Dollar trading at a 7-month low after softer US PPI
The Dollar lost ground sharply yesterday after a softer US PPI print raised speculation of bigger interest rate cuts by the Fed. Today’s CPI numbers could show some increased volatility in markets, with bets on a possible 50bps cut in September now sitting at an above 50% probability. Current estimates are that CPI has risen by 0.2% MoM versus last month’s -0.1% drop, while the YoY number is forecast to be unchanged at 3.0%.
The Dollar is trading over 0.5% weaker against the Euro at 1.0996 and over 0.7% against the Pound at 1.2860. EM currencies, with the exception of the Mexican Peso, also trade firmer on the back of the softer Dollar. The Rand firmed steadily throughout the day yesterday and closed at R18.10, but further gains could be limited for now.
A softer US CPI print today would put the Dollar under further pressure but also raise fears of a recession in the US and weaker global growth, which in turn would be negative for risk-sensitive currencies like the Rand.

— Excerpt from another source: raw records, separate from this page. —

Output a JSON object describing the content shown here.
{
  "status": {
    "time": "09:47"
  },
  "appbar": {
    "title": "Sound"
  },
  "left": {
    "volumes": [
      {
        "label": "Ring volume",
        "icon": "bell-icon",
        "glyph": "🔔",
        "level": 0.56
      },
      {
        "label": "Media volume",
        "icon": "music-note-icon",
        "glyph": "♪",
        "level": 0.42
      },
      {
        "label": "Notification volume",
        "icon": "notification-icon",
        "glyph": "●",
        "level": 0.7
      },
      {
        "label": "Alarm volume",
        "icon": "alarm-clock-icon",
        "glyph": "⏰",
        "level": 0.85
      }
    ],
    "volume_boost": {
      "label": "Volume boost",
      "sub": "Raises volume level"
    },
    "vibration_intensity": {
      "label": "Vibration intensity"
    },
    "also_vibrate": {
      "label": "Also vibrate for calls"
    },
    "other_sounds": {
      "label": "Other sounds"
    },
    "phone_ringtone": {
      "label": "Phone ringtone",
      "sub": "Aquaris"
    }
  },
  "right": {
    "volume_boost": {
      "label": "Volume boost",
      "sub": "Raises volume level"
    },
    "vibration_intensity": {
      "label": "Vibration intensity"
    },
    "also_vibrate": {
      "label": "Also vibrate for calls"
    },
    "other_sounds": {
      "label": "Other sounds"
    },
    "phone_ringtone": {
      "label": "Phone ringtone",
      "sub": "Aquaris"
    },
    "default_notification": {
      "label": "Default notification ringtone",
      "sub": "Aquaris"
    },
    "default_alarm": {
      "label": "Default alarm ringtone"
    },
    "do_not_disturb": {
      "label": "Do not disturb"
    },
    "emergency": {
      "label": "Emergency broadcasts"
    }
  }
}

Gold steady, Brent crude firmer ahead of CPI
Gold is trading slightly below yesterday’s higher levels but still holding above the $2,450 mark ahead of today’s key US inflation data. The yellow metal continues to be underpinned by the rate cut bets and escalating Middle East tensions. Platinum is down around 0.5% this morning, while Palladium is marginally stronger. The softer Dollar and signs of lower US inventories lifted Brent crude to $81.25 this morning, but further gains are likely to be capped by the overhanging demand concerns.